Anytime Computer Vision for Autonomous Driving


Student Name: QiTao Weng
Defense Date:
Location: Eaton Hall, Room 2001B
Chair: Heechul Yun

Drew Davidson

Shawn Keshmiri

Abstract:

Latency–accuracy tradeoffs are fundamental in real-time applications of deep neural networks (DNNs) for cyber-physical systems. In autonomous driving, in particular, safety depends on both prediction quality and the end-to-end delay from sensing to actuation. We observe that (1) when latency is accounted for, the latency-optimal network configuration varies with scene context and compute availability; and (2) a single fixed-resolution model becomes suboptimal as conditions change.
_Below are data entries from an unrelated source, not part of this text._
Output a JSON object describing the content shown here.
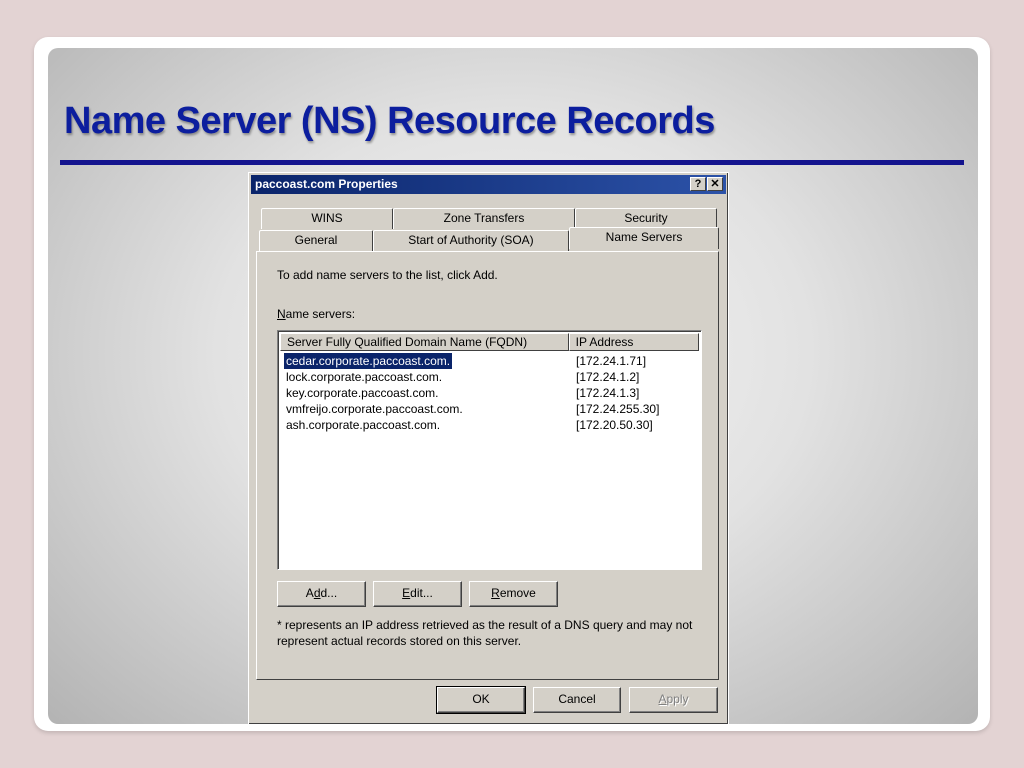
{
  "slide": {
    "title": "Name Server (NS) Resource Records"
  },
  "dialog": {
    "title": "paccoast.com Properties",
    "help_glyph": "?",
    "close_glyph": "✕",
    "tabs_back": [
      "WINS",
      "Zone Transfers",
      "Security"
    ],
    "tabs_front": [
      "General",
      "Start of Authority (SOA)",
      "Name Servers"
    ],
    "active_tab": "Name Servers",
    "instruction": "To add name servers to the list, click Add.",
    "ns_label_prefix": "N",
    "ns_label_rest": "ame servers:",
    "columns": [
      "Server Fully Qualified Domain Name (FQDN)",
      "IP Address"
    ],
    "rows": [
      {
        "fqdn": "cedar.corporate.paccoast.com.",
        "ip": "[172.24.1.71]"
      },
      {
        "fqdn": "lock.corporate.paccoast.com.",
        "ip": "[172.24.1.2]"
      },
      {
        "fqdn": "key.corporate.paccoast.com.",
        "ip": "[172.24.1.3]"
      },
      {
        "fqdn": "vmfreijo.corporate.paccoast.com.",
        "ip": "[172.24.255.30]"
      },
      {
        "fqdn": "ash.corporate.paccoast.com.",
        "ip": "[172.20.50.30]"
      }
    ],
    "buttons": {
      "add_pre": "A",
      "add_u": "d",
      "add_post": "d...",
      "edit_u": "E",
      "edit_post": "dit...",
      "remove_u": "R",
      "remove_post": "emove"
    },
    "note": "* represents an IP address retrieved as the result of a DNS query and may not represent actual records stored on this server.",
    "footer": {
      "ok": "OK",
      "cancel": "Cancel",
      "apply_u": "A",
      "apply_post": "pply"
    }
  },
  "colors": {
    "title": "#0c1e9e",
    "titlebar": "#0a246a",
    "dialog_face": "#d4d0c8",
    "selection": "#0a246a"
  }
}
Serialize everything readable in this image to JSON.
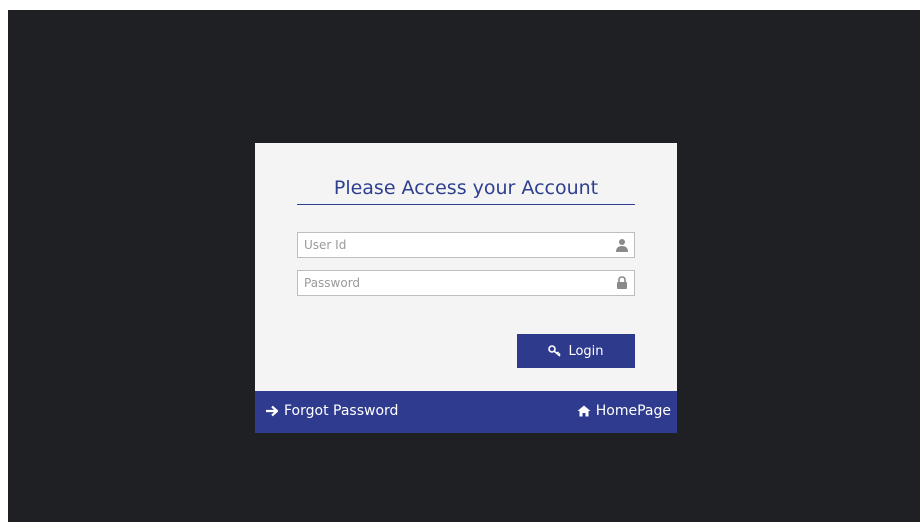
{
  "login": {
    "title": "Please Access your Account",
    "userid_placeholder": "User Id",
    "userid_value": "",
    "password_placeholder": "Password",
    "password_value": "",
    "login_label": "Login"
  },
  "footer": {
    "forgot_label": "Forgot Password",
    "home_label": "HomePage"
  },
  "icons": {
    "userid": "user-icon",
    "password": "lock-icon",
    "login": "key-icon",
    "forgot": "arrow-right-icon",
    "home": "home-icon"
  },
  "colors": {
    "background": "#1f2024",
    "card": "#f4f4f4",
    "accent": "#2e3a8c",
    "title": "#2e3f8f"
  }
}
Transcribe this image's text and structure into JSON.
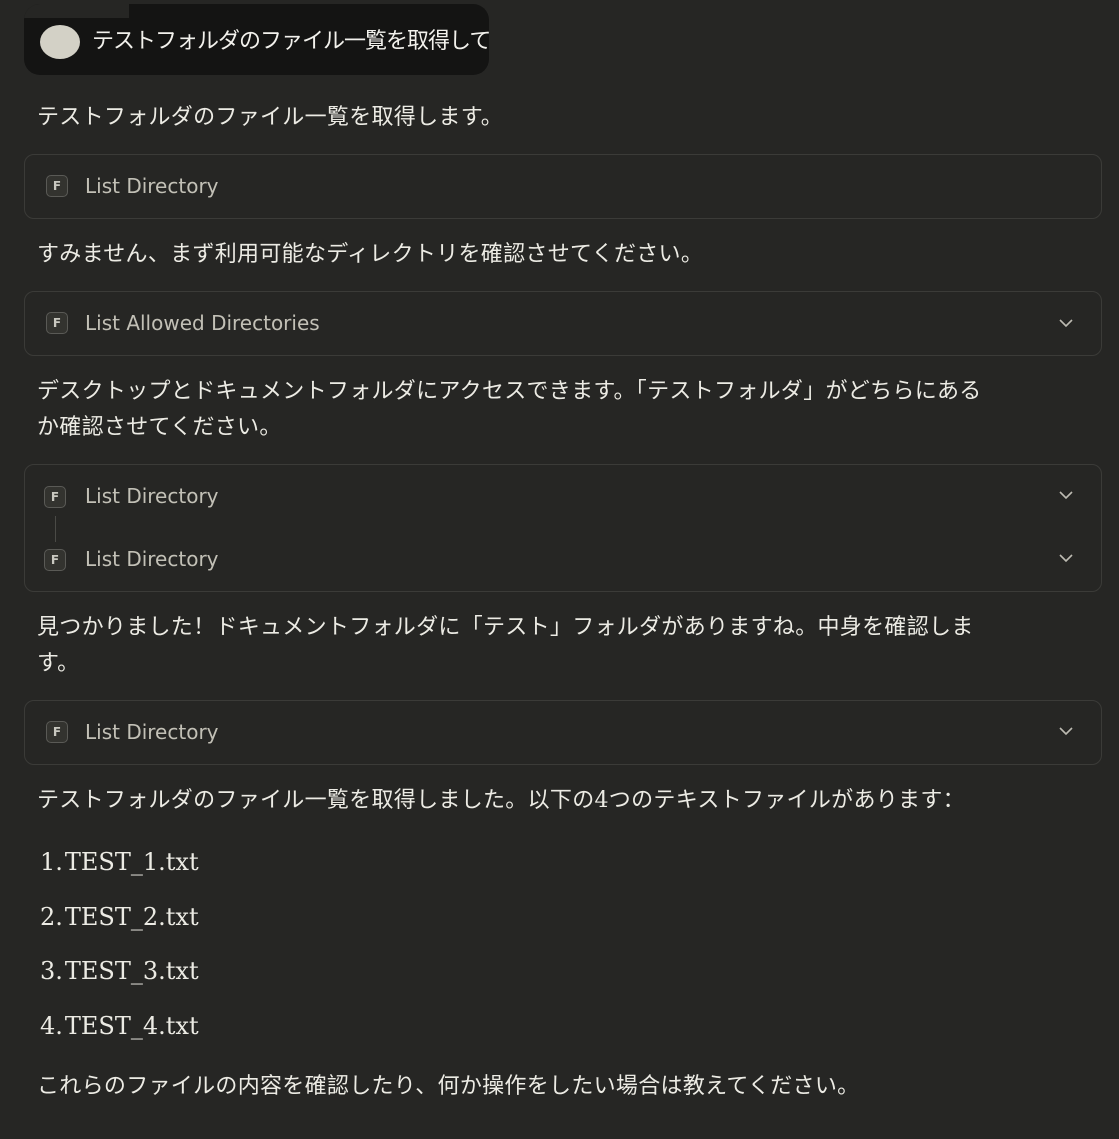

We present a multi-resolution, end-to-end deep neural network for the CARLA urban driving challenge using monocular camera input. Our approach employs a convolutional neural network (CNN) that supports multiple input resolutions through per-resolution batch normalization, enabling runtime selection of an ideal input scale under a latency budget, as well as resolution retargeting, which allows multi-resolution training without access to the original training dataset.

We implement and evaluate our multi-resolution end-to-end CNN in CARLA to explore the latency–safety frontier. Results show consistent improvements in per-route safety metrics—lane invasions, red-light infractions, and collisions—relative to fixed-resolution baselines.